Contrastive Pre-training for Deep Session Data Understanding

Session data has been widely used for understanding user's behavior in e-commerce. Researchers are trying to leverage session data for different tasks, such as purchase intention prediction, remaining length prediction, recommendation, etc., as it provides context clues about the user's dynamic interests. However, online shopping session data is semi-structured and complex in nature, which contains both unstructured textual data about the products, search queries, and structured user action sequences. Most existing works focus on leveraging the coarse-grained item sequences for specific tasks, while largely ignore the fine-grained information from text and user action details. In this work, we delve into deep session data understanding via scrutinizing the various clues inside the rich information in user sessions. Specifically, we propose to pre-train a general-purpose User Behavior Model (UBM) over large-scale session data with rich details, such as product title, attributes and various kinds of user actions. A two-stage pre-training scheme is introduced to encourage the model to self-learn from various augmentations with contrastive learning objectives, which spans different granularity levels of session data. Then the well-trained session understanding model can be easily fine-tuned for various downstream tasks.
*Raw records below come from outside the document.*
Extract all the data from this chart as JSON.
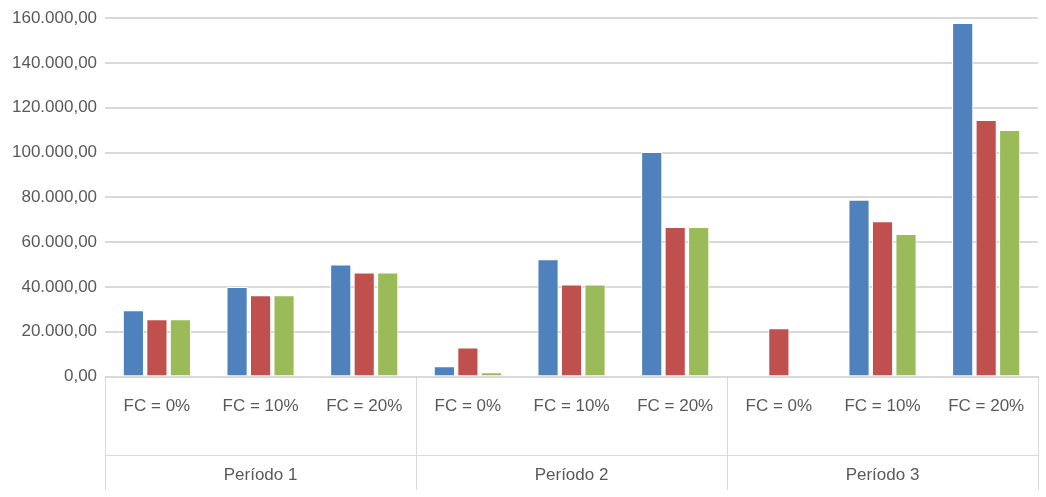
{
  "chart_data": {
    "type": "bar",
    "categories": [
      "FC = 0%",
      "FC = 10%",
      "FC = 20%",
      "FC = 0%",
      "FC = 10%",
      "FC = 20%",
      "FC = 0%",
      "FC = 10%",
      "FC = 20%"
    ],
    "series": [
      {
        "color": "#4f81bd",
        "values": [
          29600,
          40000,
          50100,
          4600,
          52400,
          100300,
          0,
          78900,
          157900
        ]
      },
      {
        "color": "#c0504d",
        "values": [
          25600,
          36300,
          46500,
          13000,
          41100,
          66800,
          21600,
          69400,
          114500
        ]
      },
      {
        "color": "#9bbb59",
        "values": [
          25600,
          36300,
          46500,
          1900,
          41100,
          66800,
          0,
          63700,
          110100
        ]
      }
    ],
    "annotations": [
      "Período 1",
      "Período 2",
      "Período 3"
    ],
    "ylim": [
      0,
      160000
    ],
    "yticks": [
      {
        "value": 0,
        "label": "0,00"
      },
      {
        "value": 20000,
        "label": "20.000,00"
      },
      {
        "value": 40000,
        "label": "40.000,00"
      },
      {
        "value": 60000,
        "label": "60.000,00"
      },
      {
        "value": 80000,
        "label": "80.000,00"
      },
      {
        "value": 100000,
        "label": "100.000,00"
      },
      {
        "value": 120000,
        "label": "120.000,00"
      },
      {
        "value": 140000,
        "label": "140.000,00"
      },
      {
        "value": 160000,
        "label": "160.000,00"
      }
    ],
    "grid": "y",
    "legend": false
  }
}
Extensive experiments show that UBM better captures the complex intra-item semantic relations, inter-item connections and inter-interaction dependencies, leading to large performance gains as compared to the baselines on several downstream tasks. And it also demonstrates strong robustness when data is sparse.

翻译：会话数据已被广泛用于理解电子商务中的用户行为。研究者尝试利用会话数据完成不同任务，例如购买意图预测、剩余时长预测、推荐等，因为其提供了用户动态兴趣的上下文线索。然而，在线购物会话数据本质上是半结构化且复杂的，既包含关于产品、搜索查询的非结构化文本数据，也包含结构化用户动作序列。现有工作大多聚焦于利用粗粒度物品序列完成特定任务，而很大程度上忽略了来自文本和用户动作细节的细粒度信息。本研究通过深入分析用户会话丰富信息中的各种线索，探索深度会话数据理解。具体而言，我们提出在大规模包含丰富细节（如产品标题、属性及各类用户动作）的会话数据上预训练通用用户行为模型（UBM）。引入两阶段预训练方案，通过对比学习目标鼓励模型从不同数据增强方式中自学习，覆盖会话数据的多粒度层次。经过充分训练的会话理解模型可轻松微调以适应各类下游任务。大量实验表明，UBM能够更好地捕捉复杂的物品内语义关系、物品间关联及交互间依赖关系，在多个下游任务中相较于基线方法取得显著性能提升。同时，该模型在数据稀疏情况下也展现出强鲁棒性。